Yo hice lo mismo y empecé a dar brinquitos arrodillado en el asiento. Mamá y papá rieron mucho al ver cómo bailábamos y cantábamos, pero no dejaron de cantar con nosotros. Recuerdo que, incluso en la oscuridad en que nos encontrábamos, podía ver claramente los rostros jubilosos de mamá, de papá y el tuyo. Mamá movía la cabeza en círculos y golpeaba con sus manos su regazo, papá movía los hombros y tamboreaba el volante con más fuerza que antes, los dos desgarrándose las gargantas con la canción.

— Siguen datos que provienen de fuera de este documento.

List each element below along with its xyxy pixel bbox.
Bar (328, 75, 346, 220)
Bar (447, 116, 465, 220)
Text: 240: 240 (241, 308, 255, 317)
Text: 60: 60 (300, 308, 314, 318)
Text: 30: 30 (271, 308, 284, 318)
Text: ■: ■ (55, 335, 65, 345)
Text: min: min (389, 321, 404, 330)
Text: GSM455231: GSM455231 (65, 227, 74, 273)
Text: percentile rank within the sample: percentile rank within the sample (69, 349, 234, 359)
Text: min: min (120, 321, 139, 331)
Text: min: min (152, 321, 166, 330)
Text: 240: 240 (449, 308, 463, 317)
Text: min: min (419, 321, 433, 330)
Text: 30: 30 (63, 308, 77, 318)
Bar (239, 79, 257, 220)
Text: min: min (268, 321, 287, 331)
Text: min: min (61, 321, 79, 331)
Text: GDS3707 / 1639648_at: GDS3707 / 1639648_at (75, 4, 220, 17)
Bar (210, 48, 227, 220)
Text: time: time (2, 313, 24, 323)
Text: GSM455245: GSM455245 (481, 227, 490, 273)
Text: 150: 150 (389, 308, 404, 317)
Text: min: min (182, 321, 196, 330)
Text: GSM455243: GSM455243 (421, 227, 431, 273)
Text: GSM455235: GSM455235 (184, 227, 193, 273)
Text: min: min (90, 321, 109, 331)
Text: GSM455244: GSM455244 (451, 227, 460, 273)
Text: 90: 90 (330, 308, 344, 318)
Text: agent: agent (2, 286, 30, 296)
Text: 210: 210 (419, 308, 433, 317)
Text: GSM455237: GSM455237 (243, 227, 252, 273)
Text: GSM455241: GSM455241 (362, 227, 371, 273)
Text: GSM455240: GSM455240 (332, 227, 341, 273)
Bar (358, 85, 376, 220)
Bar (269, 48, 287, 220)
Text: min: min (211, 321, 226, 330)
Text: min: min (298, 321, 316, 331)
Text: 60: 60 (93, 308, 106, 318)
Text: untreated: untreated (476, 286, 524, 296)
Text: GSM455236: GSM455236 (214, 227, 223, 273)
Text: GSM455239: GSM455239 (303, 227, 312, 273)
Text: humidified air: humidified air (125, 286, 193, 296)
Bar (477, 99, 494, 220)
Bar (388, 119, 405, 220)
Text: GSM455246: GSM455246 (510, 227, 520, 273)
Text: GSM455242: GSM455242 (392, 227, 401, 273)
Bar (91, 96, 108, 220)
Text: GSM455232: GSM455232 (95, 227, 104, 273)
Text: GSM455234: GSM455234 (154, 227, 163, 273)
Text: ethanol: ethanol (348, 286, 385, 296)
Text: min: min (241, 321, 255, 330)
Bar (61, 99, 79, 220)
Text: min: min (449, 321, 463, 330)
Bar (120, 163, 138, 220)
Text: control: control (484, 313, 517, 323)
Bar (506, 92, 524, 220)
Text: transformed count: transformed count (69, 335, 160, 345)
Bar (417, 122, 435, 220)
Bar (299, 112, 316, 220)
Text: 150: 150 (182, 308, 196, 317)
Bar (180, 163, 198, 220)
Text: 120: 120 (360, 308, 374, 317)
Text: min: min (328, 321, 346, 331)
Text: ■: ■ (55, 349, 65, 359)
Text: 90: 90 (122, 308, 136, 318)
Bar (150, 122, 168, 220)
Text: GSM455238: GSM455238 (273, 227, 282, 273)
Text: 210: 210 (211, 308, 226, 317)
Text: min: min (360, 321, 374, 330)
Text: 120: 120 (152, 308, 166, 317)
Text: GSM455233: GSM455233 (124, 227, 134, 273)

Tú y yo habíamos perdido el juicio totalmente pues cantábamos, gritábamos, saltábamos, tocábamos guitarras imaginarias, bailábamos, todo al mismo tiempo, en el asiento trasero.
—Ya no respira.
—Pero podemos seguir…

Entonces un carro que venía en el sentido contrario iluminó con sus luces el interior del nuestro auto. No tuvimos tiempo siquiera para dejar de cantar, pues en un instante el mundo dio vueltas.
—¡Déjalo!
—Todavía tiene pulso.
—Igual tiene toda la cabeza destrozada, y debe tener hemorragia interna. Aunque logres que respire, no va a llegar a ningún sitio vivo.
—Estamos a una hora de Huaraz.
—¡Pues no va a durar ni una hora! ¡Necesito que me ayudes a sacar a más personas del bus!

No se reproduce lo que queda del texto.